Where Widget Builder may be the better long-term option
Sometimes a Pocket has evolved into something larger than a one-off content block. It may need configuration, richer interactivity, user awareness, reuse across multiple pages, or ongoing maintenance.
That is where Widget Builder can be a better long-term fit than Custom HTML. For community managers, the main benefit is that a developer can build something more robust once, and the team can then place and manage it more easily inside Layout Editor. For developers, Widget Builder offers a cleaner foundation for advanced components than trying to stretch Custom HTML beyond its intended use case.
A useful way to think about it:
- Custom HTML is often best for simple custom content.
- Widget Builder is better when the customization starts to behave more like a product feature.
A good working model for teams
The most successful migrations usually divide responsibilities clearly.
- Community managers are often best positioned to decide which content still matters, where it belongs in the page experience, and whether a built-in widget can meet the need.
- Developers are best positioned to refactor older code, handle third-party integrations, resolve security-related issues, and decide whether a Custom HTML widget or Widget Builder is the better technical path.
- AI can be a useful middle layer when a community manager needs help getting started or translating an older Pocket into a cleaner first draft.
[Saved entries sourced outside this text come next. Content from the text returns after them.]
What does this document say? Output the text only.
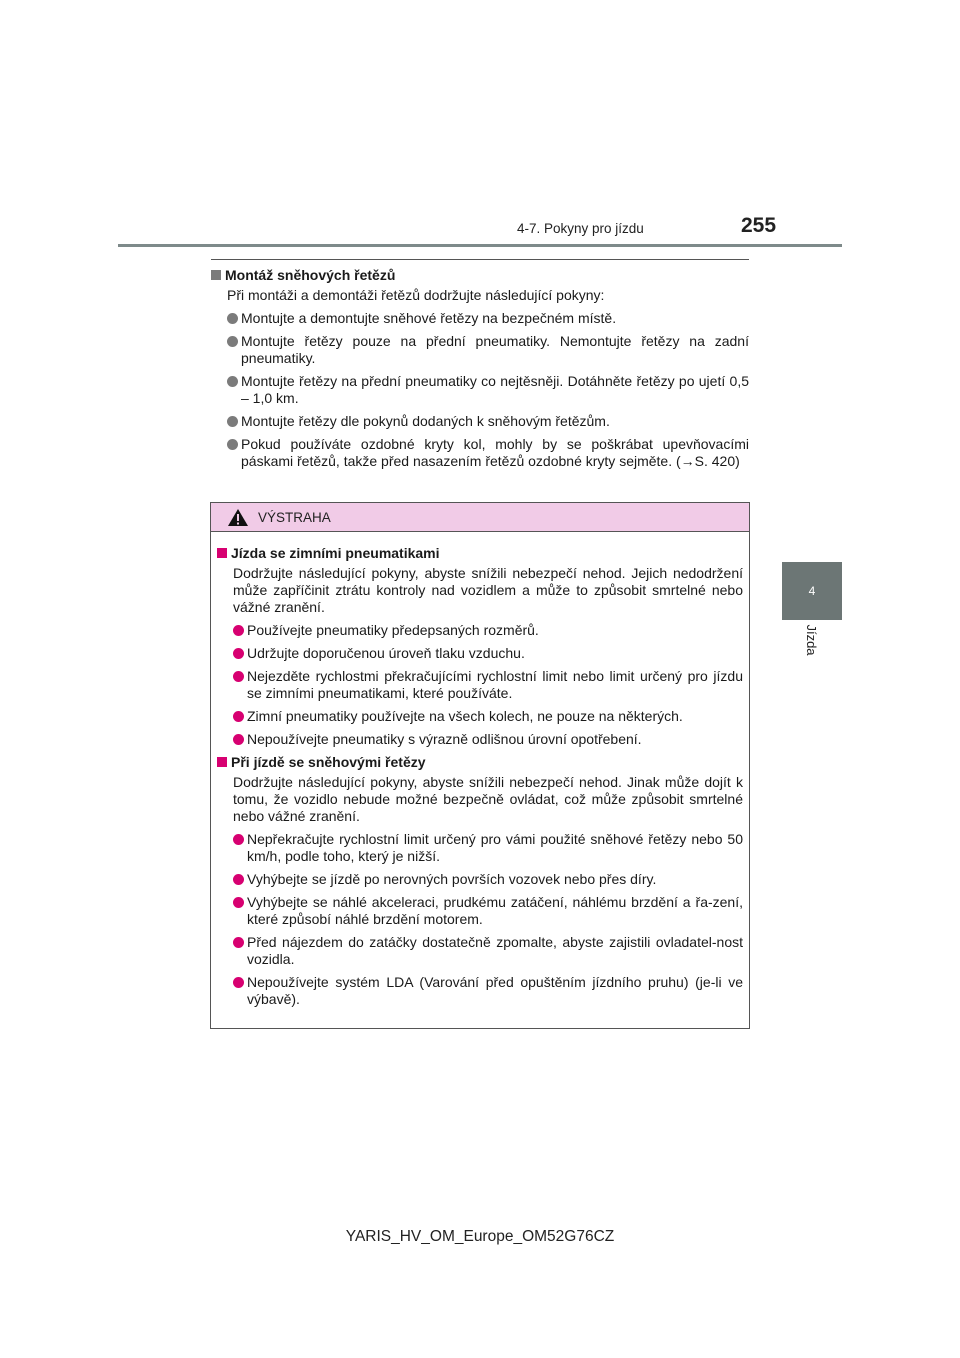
4-7. Pokyny pro jízdu	255
4
Jízda
Montáž sněhových řetězů
Při montáži a demontáži řetězů dodržujte následující pokyny:
Montujte a demontujte sněhové řetězy na bezpečném místě.
Montujte řetězy pouze na přední pneumatiky. Nemontujte řetězy na zadní pneumatiky.
Montujte řetězy na přední pneumatiky co nejtěsněji. Dotáhněte řetězy po ujetí 0,5 – 1,0 km.
Montujte řetězy dle pokynů dodaných k sněhovým řetězům.
Pokud používáte ozdobné kryty kol, mohly by se poškrábat upevňovacími páskami řetězů, takže před nasazením řetězů ozdobné kryty sejměte. (→S. 420)
VÝSTRAHA
Jízda se zimními pneumatikami
Dodržujte následující pokyny, abyste snížili nebezpečí nehod. Jejich nedodržení může zapříčinit ztrátu kontroly nad vozidlem a může to způsobit smrtelné nebo vážné zranění.
Používejte pneumatiky předepsaných rozměrů.
Udržujte doporučenou úroveň tlaku vzduchu.
Nejezděte rychlostmi překračujícími rychlostní limit nebo limit určený pro jízdu se zimními pneumatikami, které používáte.
Zimní pneumatiky používejte na všech kolech, ne pouze na některých.
Nepoužívejte pneumatiky s výrazně odlišnou úrovní opotřebení.
Při jízdě se sněhovými řetězy
Dodržujte následující pokyny, abyste snížili nebezpečí nehod. Jinak může dojít k tomu, že vozidlo nebude možné bezpečně ovládat, což může způsobit smrtelné nebo vážné zranění.
Nepřekračujte rychlostní limit určený pro vámi použité sněhové řetězy nebo 50 km/h, podle toho, který je nižší.
Vyhýbejte se jízdě po nerovných površích vozovek nebo přes díry.
Vyhýbejte se náhlé akceleraci, prudkému zatáčení, náhlému brzdění a řa-zení, které způsobí náhlé brzdění motorem.
Před nájezdem do zatáčky dostatečně zpomalte, abyste zajistili ovladatel-nost vozidla.
Nepoužívejte systém LDA (Varování před opuštěním jízdního pruhu) (je-li ve výbavě).
YARIS_HV_OM_Europe_OM52G76CZ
But AI works best when paired with staging, review, and clear ownership over final testing.
When those roles are clear, the migration tends to move faster and produce cleaner results.
Final guidance
If you are managing this transition, the most important thing to remember is that moving away from Pockets is not just about replacing an old customization tool: it is about adopting a more maintainable model for how content and behavior live on your site.
Whenever possible, reduce custom code. When custom code is needed, place it in the right layer.
- Use Layout Editor for layout content,
- use Custom HTML widgets for lightweight custom blocks,
- use Style Guide JavaScript for global behavior, and
- use Widget Builder when the solution needs to be more reusable or more sophisticated.
Approached this way, the migration becomes much less intimidating. It becomes a practical cleanup and modernization project, one that gives your team better control over the site in the long run.